Estes dois semanários, de 4 páginas cada, contam toda a história do concelho e são o repositório de inúmeras polémicas que divertiram os nossos conterrâneos que foram os nossos bisavós e avós. Naquela altura a imprensa dava atenção às pessoas: sabíamos de tudo e de todos. A coluna “Sociedade Elegante” era acompanhada com interesse: sabíamos quem fazia anos e quem se casava; quem partia de férias e quem regressava do Brasil; quem estivera na feira de S. Miguel ou fora a Lisboa beijar a mão de sua Majestade.

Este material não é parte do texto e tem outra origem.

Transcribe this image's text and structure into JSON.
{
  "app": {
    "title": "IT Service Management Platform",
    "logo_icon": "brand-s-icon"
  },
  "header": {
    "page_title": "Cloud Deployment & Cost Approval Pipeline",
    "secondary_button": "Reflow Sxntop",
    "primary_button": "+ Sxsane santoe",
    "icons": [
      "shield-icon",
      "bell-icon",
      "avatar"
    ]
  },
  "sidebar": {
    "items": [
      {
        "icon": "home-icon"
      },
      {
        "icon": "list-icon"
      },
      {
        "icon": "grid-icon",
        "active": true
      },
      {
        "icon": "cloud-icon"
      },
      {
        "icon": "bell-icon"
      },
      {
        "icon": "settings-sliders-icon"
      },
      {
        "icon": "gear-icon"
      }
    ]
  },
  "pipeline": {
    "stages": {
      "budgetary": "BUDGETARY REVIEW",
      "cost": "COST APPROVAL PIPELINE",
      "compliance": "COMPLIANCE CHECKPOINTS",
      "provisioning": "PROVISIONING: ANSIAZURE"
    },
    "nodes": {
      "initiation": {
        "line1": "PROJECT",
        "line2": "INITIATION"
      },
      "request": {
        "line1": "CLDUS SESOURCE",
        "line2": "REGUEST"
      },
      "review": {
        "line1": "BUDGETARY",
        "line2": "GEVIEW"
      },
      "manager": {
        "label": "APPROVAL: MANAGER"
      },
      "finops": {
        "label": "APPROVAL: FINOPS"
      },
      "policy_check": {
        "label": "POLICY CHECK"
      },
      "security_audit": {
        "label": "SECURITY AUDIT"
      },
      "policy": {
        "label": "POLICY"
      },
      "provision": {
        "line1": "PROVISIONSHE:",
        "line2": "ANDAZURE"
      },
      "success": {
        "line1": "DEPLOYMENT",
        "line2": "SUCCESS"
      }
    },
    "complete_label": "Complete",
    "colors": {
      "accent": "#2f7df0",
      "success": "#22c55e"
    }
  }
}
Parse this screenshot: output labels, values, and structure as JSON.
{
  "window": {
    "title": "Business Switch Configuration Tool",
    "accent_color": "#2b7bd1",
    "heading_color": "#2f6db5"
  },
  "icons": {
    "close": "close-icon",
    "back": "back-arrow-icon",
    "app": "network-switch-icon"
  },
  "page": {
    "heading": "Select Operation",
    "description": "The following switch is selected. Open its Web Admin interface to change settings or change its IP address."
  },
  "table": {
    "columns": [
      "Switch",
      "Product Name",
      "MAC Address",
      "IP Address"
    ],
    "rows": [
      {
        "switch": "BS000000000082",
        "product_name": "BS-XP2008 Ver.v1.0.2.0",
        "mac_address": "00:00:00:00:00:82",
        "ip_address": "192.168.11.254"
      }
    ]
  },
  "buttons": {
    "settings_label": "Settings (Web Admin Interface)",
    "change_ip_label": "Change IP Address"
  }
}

A imprensa usava os adjectivos qualificativos sem qualquer pejo: assim os sacerdotes eram “bondosos e virtuosos”, os comerciantes eram “conceituados, estimados e correctos”; os estudantes eram ou “briosos académicos” ou “distintos terceiranistas”; os advogados eram “talentosos” e os industriais “arrojados”. O Dr. Francisco Maia era um “hábil farmacêutico” e o Sr. Barão de Basto um “abastado proprietário e opulento capitalista”, enquanto as meninas eram “interessantes” e as noivas “prendadas”.

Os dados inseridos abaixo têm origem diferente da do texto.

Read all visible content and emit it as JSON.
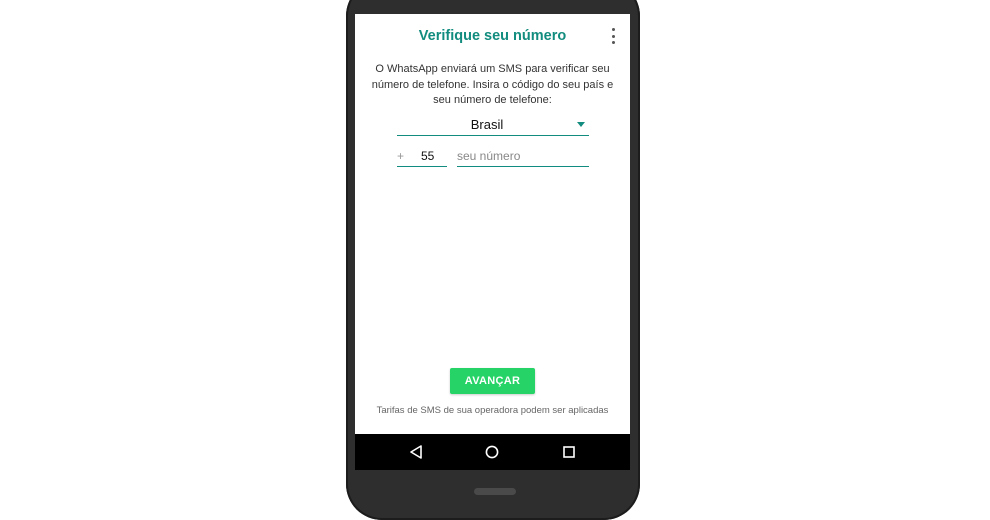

Mas os adversários não eram assim tratados: vejam só como o Jornal de Cabeceiras tratava o redactor do seu congénere “Povo”: “marafona, traficante, o má-língua, caramboleiro, profissional de escândalos” ou, duma só vez, “o áspero, o rude, o vivo, o Coelho, o António, o Teixeira”.

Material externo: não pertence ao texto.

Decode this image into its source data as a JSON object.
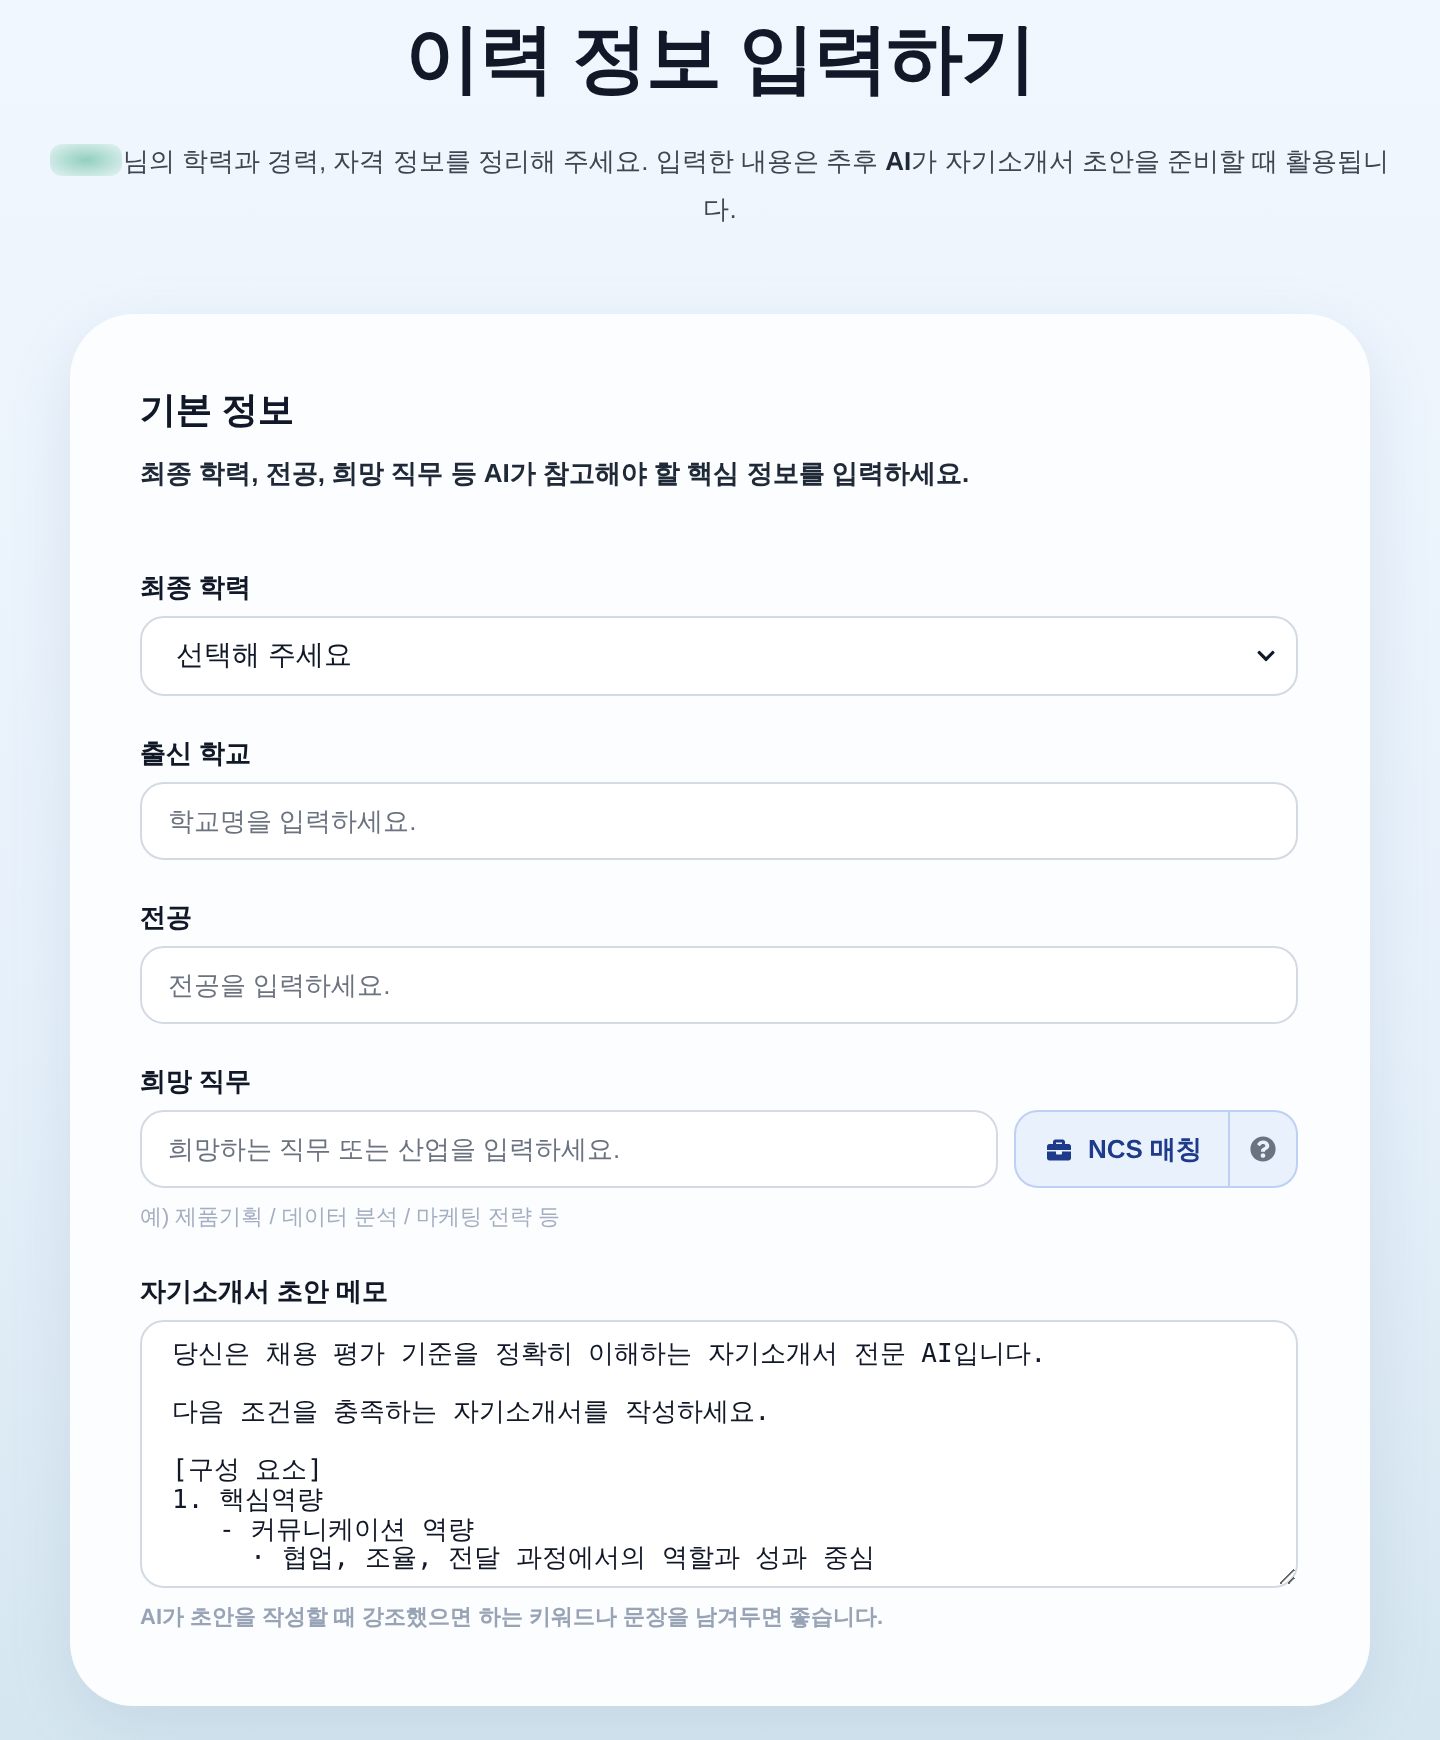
{
  "header": {
    "title": "이력 정보 입력하기",
    "name_blurred": true,
    "subtitle": "님의 학력과 경력, 자격 정보를 정리해 주세요. 입력한 내용은 추후 **AI**가 자기소개서 초안을 준비할 때 활용됩니다."
  },
  "section": {
    "title": "기본 정보",
    "description": "최종 학력, 전공, 희망 직무 등 **AI**가 참고해야 할 핵심 정보를 입력하세요."
  },
  "fields": [
    {
      "kind": "select",
      "label": "최종 학력",
      "value": "선택해 주세요"
    },
    {
      "kind": "text",
      "label": "출신 학교",
      "placeholder": "학교명을 입력하세요."
    },
    {
      "kind": "text",
      "label": "전공",
      "placeholder": "전공을 입력하세요."
    },
    {
      "kind": "text_with_actions",
      "label": "희망 직무",
      "placeholder": "희망하는 직무 또는 산업을 입력하세요.",
      "action": "NCS 매칭",
      "hint": "예) 제품기획 / 데이터 분석 / 마케팅 전략 등"
    },
    {
      "kind": "textarea",
      "label": "자기소개서 초안 메모",
      "value": "당신은 채용 평가 기준을 정확히 이해하는 자기소개서 전문 AI입니다.\n\n다음 조건을 충족하는 자기소개서를 작성하세요.\n\n[구성 요소]\n1. 핵심역량\n   - 커뮤니케이션 역량\n     · 협업, 조율, 전달 과정에서의 역할과 성과 중심",
      "hint": "**AI**가 초안을 작성할 때 강조했으면 하는 키워드나 문장을 남겨두면 좋습니다."
    }
  ]
}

E vejam só este bocadinho de prosa, tirado do nº 726, de 13 de Março de 1910 do “J. Cabeceiras”, intitulado “As Marias”:
“Consta-nos que o Reverendo Vigalho da freguesia de Refojos e o localista do “Povo de Cabeceiras” se cu-ligaram muito cordeal e affectuosamente para evitarem a deserção de mais Marias para fora da freguesia. [...] Consta-nos também que o Pina-Manique de Painzela trata de certos acordos para poder fazer parte da alludida cu-ligação”. Que saibamos, em 1910 ainda não se pensava no novo acordo ortográfico que agora vamos gramar.

(continua)


NOTICIÁRIO LOCAL
(Janeiro a Fevereiro
de 1910)

Anunciava-se o regresso do cometa Halley, que podia prenunciar o fim do mundo. O Sr. Conselheiro Teixeira de Sousa, chefe do Partido Regenerador, visitara o Arco de Baulhe, onde foi recebido numa grande e carinhosa recepção, presidida pelo Dr. Francisco Botelho, chefe distrital do Partido, ilustre cabeceirense da Casa do Mourigo. O ilustre conselheiro foi recebido em casa do Sr. Júlio Pereira Leite e o jantar foi servido na residência do Sr. Jerónimo Pacheco Pereira Leite. Curiosamente os dois hospedeiros não estiveram presentes, por doença. A vereação municipal, presidida pelo presidente Pe Firmino, esteve presente. Em Pedraça, falecera a D. Florentina, esposa do Sr. Justino Pereira Basto e em Abadim D. Marcelina Gonçalves Portela, abastada proprietária e capitalista. Em Santa Senhorinha celebrou-se o casamento do Sr. António Pacheco Basto com a D. Albertina Pereira Leite Pinto, da Vila. O Asylo recebeu de Bernardino da Graça, comerciante de cereais na Ponte de Pé, um generoso donativo em géneros. O padre José Pereira Barroso, residente em S. Nicolau, recentemente ordenado, foi encomendado para a paróquia de Tourém, concelho de Montalegre. Finalmente, o novo Governador Civil de Braga era o Sr. Conde de Carcavellos.